Arlene: Absolutely. Many of the risks boards worry about aren’t the headline-grabbing “AI goes rogue” scenarios. They’re the quieter structural issues that compound over time.
- One is shadow AI: employees adopting tools and agents faster than governance can keep up, creating invisible data exposure and unclear accountability.
- Another is access creep. When AI systems are connected to email, code repositories, ticketing systems, or cloud consoles, a single weakness can suddenly have a much larger blast radius than anyone anticipated.
- There’s also the gap between policy and reality. Having an “AI policy” looks reassuring on paper, but it doesn’t automatically translate into enforceable runtime controls.

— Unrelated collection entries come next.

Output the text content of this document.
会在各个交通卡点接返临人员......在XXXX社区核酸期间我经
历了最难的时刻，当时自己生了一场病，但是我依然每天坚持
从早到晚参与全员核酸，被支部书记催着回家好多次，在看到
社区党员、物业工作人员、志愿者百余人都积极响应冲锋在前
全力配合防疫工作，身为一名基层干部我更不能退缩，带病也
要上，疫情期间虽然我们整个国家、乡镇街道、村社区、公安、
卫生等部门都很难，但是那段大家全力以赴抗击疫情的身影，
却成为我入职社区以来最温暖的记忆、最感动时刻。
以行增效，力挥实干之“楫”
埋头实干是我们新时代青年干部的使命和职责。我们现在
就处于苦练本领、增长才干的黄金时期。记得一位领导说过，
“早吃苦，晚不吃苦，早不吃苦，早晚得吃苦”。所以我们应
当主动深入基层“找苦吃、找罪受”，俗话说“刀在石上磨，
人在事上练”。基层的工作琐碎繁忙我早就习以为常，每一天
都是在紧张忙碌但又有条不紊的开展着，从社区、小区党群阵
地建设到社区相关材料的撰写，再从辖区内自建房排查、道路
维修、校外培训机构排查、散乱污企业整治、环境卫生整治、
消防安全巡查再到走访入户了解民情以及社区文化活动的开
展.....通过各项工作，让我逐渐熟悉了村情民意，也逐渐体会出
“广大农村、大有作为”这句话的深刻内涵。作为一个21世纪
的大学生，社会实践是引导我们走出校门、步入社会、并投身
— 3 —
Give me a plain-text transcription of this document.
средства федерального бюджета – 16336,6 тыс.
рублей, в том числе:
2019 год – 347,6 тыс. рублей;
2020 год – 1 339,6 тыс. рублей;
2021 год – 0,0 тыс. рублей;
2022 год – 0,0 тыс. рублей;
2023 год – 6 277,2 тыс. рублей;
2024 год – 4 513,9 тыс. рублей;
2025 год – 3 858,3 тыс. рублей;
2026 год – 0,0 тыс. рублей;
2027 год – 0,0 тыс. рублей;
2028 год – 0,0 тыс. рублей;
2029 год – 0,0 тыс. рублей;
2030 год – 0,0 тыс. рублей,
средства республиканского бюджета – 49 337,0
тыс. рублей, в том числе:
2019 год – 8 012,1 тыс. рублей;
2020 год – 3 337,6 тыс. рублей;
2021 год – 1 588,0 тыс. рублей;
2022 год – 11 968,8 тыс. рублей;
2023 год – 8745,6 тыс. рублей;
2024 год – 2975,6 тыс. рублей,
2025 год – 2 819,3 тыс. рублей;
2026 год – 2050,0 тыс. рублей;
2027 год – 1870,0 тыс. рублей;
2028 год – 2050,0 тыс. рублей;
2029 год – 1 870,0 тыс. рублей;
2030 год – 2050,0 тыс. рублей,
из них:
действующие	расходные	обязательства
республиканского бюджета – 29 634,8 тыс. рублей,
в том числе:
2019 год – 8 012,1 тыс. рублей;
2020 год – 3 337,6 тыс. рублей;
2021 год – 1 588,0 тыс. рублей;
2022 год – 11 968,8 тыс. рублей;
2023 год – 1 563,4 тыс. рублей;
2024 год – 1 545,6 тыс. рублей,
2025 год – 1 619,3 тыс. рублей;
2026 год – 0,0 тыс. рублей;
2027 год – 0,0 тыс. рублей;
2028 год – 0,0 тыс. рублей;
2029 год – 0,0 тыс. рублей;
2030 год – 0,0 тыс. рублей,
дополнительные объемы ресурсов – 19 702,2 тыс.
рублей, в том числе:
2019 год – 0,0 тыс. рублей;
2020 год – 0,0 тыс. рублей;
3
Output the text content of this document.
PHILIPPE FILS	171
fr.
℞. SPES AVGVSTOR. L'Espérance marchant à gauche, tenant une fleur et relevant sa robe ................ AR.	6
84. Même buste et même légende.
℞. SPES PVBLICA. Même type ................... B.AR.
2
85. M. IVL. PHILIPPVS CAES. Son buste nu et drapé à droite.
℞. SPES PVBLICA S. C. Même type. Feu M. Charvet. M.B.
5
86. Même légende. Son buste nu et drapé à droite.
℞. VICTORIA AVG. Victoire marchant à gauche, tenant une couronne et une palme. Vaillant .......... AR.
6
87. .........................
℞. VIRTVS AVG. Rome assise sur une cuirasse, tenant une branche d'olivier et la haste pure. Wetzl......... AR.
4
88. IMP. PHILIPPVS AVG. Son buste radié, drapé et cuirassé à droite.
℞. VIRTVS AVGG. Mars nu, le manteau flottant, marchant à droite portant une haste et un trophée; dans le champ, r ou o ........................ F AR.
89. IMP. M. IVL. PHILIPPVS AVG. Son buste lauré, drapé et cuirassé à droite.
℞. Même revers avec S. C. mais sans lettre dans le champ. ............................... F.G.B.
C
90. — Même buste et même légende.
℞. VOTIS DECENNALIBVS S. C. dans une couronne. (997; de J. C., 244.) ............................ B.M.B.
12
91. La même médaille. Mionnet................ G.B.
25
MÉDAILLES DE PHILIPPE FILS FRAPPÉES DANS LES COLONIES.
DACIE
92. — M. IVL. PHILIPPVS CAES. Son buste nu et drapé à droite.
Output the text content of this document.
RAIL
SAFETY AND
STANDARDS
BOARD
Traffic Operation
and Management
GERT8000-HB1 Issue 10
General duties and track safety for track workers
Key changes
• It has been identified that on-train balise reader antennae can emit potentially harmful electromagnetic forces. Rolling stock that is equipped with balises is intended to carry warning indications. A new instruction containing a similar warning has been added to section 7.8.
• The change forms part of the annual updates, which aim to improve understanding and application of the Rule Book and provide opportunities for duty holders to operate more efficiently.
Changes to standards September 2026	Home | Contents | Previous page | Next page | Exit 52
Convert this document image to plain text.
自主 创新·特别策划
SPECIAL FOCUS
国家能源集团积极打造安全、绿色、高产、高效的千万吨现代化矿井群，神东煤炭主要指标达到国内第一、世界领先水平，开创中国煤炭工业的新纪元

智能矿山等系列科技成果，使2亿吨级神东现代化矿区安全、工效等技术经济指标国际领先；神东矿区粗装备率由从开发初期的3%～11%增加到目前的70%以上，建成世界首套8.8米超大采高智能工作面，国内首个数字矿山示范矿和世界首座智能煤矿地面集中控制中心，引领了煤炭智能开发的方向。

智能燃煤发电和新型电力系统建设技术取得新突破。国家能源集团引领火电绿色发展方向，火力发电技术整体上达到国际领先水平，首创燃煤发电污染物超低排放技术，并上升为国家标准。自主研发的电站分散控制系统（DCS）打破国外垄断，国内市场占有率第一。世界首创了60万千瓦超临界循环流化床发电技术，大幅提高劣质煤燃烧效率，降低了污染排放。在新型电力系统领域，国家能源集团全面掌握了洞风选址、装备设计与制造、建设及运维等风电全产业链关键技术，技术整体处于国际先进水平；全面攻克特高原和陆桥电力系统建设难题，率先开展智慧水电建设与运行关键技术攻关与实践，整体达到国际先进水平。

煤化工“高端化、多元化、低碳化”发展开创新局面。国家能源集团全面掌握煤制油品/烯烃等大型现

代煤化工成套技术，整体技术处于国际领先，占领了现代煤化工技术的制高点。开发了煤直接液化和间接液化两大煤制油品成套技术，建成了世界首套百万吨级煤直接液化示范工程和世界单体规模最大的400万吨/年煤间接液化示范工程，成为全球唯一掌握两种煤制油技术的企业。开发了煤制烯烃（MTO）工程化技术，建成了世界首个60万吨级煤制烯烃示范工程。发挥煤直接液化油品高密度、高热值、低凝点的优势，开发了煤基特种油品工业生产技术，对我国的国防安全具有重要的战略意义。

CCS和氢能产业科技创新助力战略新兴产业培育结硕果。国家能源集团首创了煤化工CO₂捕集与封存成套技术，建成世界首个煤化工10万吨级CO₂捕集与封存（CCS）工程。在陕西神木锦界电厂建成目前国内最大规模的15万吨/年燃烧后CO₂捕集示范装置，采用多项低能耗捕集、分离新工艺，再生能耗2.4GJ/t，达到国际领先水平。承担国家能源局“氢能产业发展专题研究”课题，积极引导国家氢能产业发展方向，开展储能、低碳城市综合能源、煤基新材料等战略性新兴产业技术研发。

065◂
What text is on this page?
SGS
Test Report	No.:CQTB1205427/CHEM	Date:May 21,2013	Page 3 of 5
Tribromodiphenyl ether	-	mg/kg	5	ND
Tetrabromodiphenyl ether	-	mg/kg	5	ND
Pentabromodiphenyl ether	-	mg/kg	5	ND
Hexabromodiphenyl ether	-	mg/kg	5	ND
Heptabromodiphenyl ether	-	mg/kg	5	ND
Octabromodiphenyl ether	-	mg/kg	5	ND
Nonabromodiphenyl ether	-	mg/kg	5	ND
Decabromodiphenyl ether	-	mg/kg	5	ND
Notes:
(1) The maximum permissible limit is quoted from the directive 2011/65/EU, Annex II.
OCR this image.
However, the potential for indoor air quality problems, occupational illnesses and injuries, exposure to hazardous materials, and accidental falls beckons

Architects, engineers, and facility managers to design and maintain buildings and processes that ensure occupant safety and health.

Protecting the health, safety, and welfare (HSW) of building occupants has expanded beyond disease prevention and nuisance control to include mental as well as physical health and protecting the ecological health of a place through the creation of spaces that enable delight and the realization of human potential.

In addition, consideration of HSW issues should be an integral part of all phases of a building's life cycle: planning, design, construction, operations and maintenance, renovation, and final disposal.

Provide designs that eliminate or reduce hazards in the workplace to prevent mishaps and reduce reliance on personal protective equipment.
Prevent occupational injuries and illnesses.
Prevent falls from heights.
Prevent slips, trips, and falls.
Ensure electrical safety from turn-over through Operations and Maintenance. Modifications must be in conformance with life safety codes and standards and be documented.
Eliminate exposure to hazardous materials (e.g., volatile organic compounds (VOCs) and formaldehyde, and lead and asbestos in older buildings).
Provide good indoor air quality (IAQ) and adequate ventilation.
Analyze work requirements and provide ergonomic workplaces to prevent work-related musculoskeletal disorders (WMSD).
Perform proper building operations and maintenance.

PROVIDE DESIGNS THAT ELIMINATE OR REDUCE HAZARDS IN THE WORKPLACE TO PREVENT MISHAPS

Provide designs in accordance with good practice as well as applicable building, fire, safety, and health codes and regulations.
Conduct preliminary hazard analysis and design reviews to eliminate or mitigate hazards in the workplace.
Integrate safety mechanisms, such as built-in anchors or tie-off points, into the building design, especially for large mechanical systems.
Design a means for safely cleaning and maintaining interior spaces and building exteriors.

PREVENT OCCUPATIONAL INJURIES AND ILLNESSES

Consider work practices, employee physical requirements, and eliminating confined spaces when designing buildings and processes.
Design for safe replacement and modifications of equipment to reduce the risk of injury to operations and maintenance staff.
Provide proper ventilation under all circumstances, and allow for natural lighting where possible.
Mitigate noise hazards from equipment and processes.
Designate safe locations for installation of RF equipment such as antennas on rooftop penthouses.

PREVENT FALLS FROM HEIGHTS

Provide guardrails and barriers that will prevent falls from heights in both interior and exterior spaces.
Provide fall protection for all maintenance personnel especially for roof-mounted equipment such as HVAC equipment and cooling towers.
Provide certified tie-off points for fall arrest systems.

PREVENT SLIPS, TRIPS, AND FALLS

- Boards often discover too late that governance wasn’t technically embedded.
- Third-party exposure is another under-discussed issue. Plugins, agent frameworks, prompt libraries, and model providers expand the attack surface in ways traditional vendor risk processes weren’t designed to evaluate.
- And finally, there’s integrity risk. The damage caused by AI that is confidently wrong.
- Inaccurate financial analysis, flawed customer communication, or incorrect automated actions can erode trust just as quickly as a breach.
The board-level question is shifting from “Is AI risky?” to “How does risk change when autonomy, sensitive data, and tool access intersect and can we prove our controls actually work?”
Vishwa: What advice would you give women entering AI and security today? What should they focus on, and how can they work together with the male counterparts?
Arlene: Focus on building technical credibility plus strategic clarity.
- Learn how AI systems actually work in production, such as data flows, access control, tooling, and failure modes.
- Pair that with the ability to translate risk into business outcomes.
- Don’t wait to be invited into the room: publish, speak, demo, and ship.
- Working well with male counterparts is about forming high-trust teams:
- assume positive intent,
- be direct,
- ask for clarity, and
- make decisions based on evidence.
- Find allies who value outcomes over ego, and build networks with other women so you’re not navigating growth, leadership, and visibility alone.
The field needs your perspective, especially because AI security is as much about human behavior and governance as it is about technology.
Vishwa: Could you tell us about your mentors or someone who influenced you, and the lesson from them that guided you?
Arlene: I’ve been fortunate to work with leaders who operated at very high standards, especially during my time scaling security businesses at large public companies. The most influential mentors weren’t just technically strong; they were decisive. They taught me that clarity under pressure is a leadership muscle.
The most influential mentors weren’t just technically strong; they were decisive. They taught me that clarity under pressure is a leadership muscle.
One lesson that stayed with me is this: build for the long game, but execute in the short term. It’s easy in security to get caught reacting to noise. The best leaders focus on structural impact, building systems, teams, and products that compound over time, while still delivering measurable results every quarter.
Another lesson was accountability. In cybersecurity, there’s no room for vague ownership. If something breaks, someone owns it. That mindset shaped how I lead today. Clear responsibility, measurable outcomes, and no ambiguity about who is accountable.
Finally, I learned that credibility comes from doing the hard things repeatedly such as shipping, scaling, making tough calls, and standing by them. Leadership isn’t about titles. It’s about consistency and integrity over time.
Those lessons continue to guide me as we navigate the AI era, where the stakes are high and the decisions we make now will define the security foundations of the next decade.